Very often I've encountered posts that I would like to have commented on but the comments are off and I can't really get down to crafting out an email. What's more, I can't see what everyone else thinks about it either. The result is that there is no real conversation. The flip side is comment spam/trolls. Its irritating for sure. Blogger doesn't have any good method of preventing comment spam, but if you're hosting your own blog there are some solutions to it.

So comments are definately needed if you are into the whole "blogging is conversation" idea. If you are not into it, then you can get by without comments. I definately think that the power of blogging is the conversations that it generates, and therefore have my comments on, but if you don't believe so then thats fine too.

Here is a small example to show what I mean. Read Amit's original post, and then read this cross-posted version with comments enabled (read the comments too). Which one is more enriching? My vote goes for the version with comments.

Monday, May 16, 2005

Future of corporate blogging?

eWeek has this cartoon on corporate blogging. While its meant to be a bit funny, I can see the day when something like this actually happens.

Friday, May 06, 2005

Fixed vs Liquid reopened

Matt Linderman at Signal vs Noise reopens the fixed vs liquid debate. Check out the comments too.

The main reason for most websites not adopting liquid layout is line length readability. I changed my site layout a few months ago from fixed (which was the blogger default) to liquid.

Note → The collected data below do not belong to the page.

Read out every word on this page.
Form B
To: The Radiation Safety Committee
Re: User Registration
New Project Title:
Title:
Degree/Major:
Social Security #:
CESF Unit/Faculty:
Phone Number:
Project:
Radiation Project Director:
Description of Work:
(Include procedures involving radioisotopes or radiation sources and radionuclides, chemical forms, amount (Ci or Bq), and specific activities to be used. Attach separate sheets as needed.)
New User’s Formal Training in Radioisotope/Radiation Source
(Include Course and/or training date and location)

At 800x600 and 1024x768 it gives about 10-15 words per line, which is about optimum for reading. Higher resolutions can cause the main text width to get too big to be easily readable. This can be solved by using the CSS max-width property, but I've not implemented it yet.

Another advantage is in accesibility. When the user changes the font size, the layout remains consistent without text overflowing from one column into another.

Another reason, which is specific to my site layout is that it gives more space for the photo thumbnails at the top of the page. At 1024x768 it spaces out the thumbnails nicely with a pleasing margin at the sides. In the previous design, they were restricted to about 760 pixels of width leading to some amount of cramping. The flip side is that they now take two rows at 800x600.

Fixed width designs can be good in situations where there are a lot of fixed width elements in the design (images etc). They are also good when designers need control of the design to maintain some identity. The main problem with liquid designs, the line length readability issue can be solved with the max-width property.

Otherwise I feel more people should give liquid layouts a try. If it doesn't work, it can always be thrown away, but the sad part is that most people don't even try it, prefering instead to copy a fixed width design from somewhere because everyone else is doing it.